La Cassazione sul «caso Falciani». La provenienza illecita del documento non ne esclude l’utilizzabilità.
di Davide Turroni Scarica in PDFCass., Sez. VI (ord.), 28 aprile 2015, n. 8605
Prova documentale – Processo tributario – Prova illecitamente acquisita all’estero – Utilizzabilità
(Cost. artt. 2, 24, 53; D. Lgs. 31 dicembre 1992, n. 546, artt. 1, 7; C.p.c. artt. 115, 116; C.p.p. artt. 191, 240; Att. C.p.p. art. 220)

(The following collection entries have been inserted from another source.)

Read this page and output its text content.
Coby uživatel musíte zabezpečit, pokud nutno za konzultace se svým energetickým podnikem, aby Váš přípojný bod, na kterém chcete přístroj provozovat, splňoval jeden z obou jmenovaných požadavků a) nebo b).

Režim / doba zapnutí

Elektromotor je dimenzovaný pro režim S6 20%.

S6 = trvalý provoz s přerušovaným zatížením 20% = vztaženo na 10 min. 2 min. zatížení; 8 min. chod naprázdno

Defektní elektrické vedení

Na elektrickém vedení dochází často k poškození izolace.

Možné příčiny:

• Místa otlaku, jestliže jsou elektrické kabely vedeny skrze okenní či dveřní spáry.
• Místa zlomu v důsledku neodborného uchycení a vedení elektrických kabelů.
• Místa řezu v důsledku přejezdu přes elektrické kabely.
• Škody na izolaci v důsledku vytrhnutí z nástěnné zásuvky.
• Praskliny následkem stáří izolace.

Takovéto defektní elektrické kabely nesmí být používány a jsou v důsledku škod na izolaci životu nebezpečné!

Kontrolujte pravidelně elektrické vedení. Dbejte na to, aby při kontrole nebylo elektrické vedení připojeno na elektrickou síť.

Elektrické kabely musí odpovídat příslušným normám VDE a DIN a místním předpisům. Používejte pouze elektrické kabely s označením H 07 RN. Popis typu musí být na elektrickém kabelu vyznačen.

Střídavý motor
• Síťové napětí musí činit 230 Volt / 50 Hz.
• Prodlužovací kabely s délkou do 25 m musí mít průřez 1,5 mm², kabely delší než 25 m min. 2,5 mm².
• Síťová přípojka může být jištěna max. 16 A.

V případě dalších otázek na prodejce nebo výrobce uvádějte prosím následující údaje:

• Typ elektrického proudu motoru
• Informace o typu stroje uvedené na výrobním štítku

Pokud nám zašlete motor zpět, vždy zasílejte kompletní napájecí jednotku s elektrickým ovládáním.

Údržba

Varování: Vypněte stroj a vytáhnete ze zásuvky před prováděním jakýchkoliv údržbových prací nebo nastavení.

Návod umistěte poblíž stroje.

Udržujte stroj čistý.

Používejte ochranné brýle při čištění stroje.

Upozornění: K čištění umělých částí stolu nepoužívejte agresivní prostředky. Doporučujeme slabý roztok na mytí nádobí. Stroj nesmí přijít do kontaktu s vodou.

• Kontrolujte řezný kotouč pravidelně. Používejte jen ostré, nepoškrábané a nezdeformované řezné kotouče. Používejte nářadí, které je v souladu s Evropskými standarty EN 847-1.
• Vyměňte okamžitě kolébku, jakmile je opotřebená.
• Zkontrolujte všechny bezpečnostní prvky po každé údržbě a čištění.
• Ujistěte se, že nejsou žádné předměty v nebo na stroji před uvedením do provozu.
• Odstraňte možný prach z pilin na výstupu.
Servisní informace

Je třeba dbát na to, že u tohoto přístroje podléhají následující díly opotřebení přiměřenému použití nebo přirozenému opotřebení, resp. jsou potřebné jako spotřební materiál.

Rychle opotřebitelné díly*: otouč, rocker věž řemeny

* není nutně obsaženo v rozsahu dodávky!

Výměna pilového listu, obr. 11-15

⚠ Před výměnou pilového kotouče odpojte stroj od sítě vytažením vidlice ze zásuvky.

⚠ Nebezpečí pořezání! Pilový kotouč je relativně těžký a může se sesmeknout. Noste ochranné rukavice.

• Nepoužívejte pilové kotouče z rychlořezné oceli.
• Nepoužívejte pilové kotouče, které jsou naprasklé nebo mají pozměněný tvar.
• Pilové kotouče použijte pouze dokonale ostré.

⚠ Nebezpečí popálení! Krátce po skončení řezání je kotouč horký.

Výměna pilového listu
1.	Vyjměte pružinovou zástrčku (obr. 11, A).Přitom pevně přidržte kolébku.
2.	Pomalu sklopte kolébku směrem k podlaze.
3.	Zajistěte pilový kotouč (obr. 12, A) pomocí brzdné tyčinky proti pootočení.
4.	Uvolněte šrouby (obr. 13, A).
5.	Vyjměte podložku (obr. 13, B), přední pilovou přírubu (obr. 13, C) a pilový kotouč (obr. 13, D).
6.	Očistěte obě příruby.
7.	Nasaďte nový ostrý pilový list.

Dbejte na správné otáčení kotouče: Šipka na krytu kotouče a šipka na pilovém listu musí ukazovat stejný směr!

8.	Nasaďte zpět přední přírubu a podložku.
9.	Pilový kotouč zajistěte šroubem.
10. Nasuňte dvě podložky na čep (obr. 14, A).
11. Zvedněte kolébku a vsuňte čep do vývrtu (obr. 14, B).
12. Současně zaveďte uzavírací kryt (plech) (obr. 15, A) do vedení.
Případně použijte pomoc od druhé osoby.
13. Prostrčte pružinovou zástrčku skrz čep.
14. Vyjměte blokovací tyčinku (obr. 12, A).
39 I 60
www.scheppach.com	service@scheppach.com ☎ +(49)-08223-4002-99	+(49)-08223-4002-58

[1] L’Amministrazione finanziaria, nella sua attività di accertamento della evasione fiscale, può avvalersi di qualsiasi elemento con valore indiziario, con esclusione di quelli la cui inutilizzabilità discenda da una disposizione di legge o dal fatto di essere stati acquisiti dalla Amministrazione in violazione di diritti fondamentali della persona e del contribuente. Sono perciò utilizzabili, nel contraddittorio con il contribuente, i dati bancari acquisiti dal dipendente infedele di un istituto bancario, senza che assuma rilievo l’eventuale reato commesso dal dipendente stesso e la violazione del diritto alla riservatezza dei dati bancari (il quale non gode di tutela nei confronti del fisco).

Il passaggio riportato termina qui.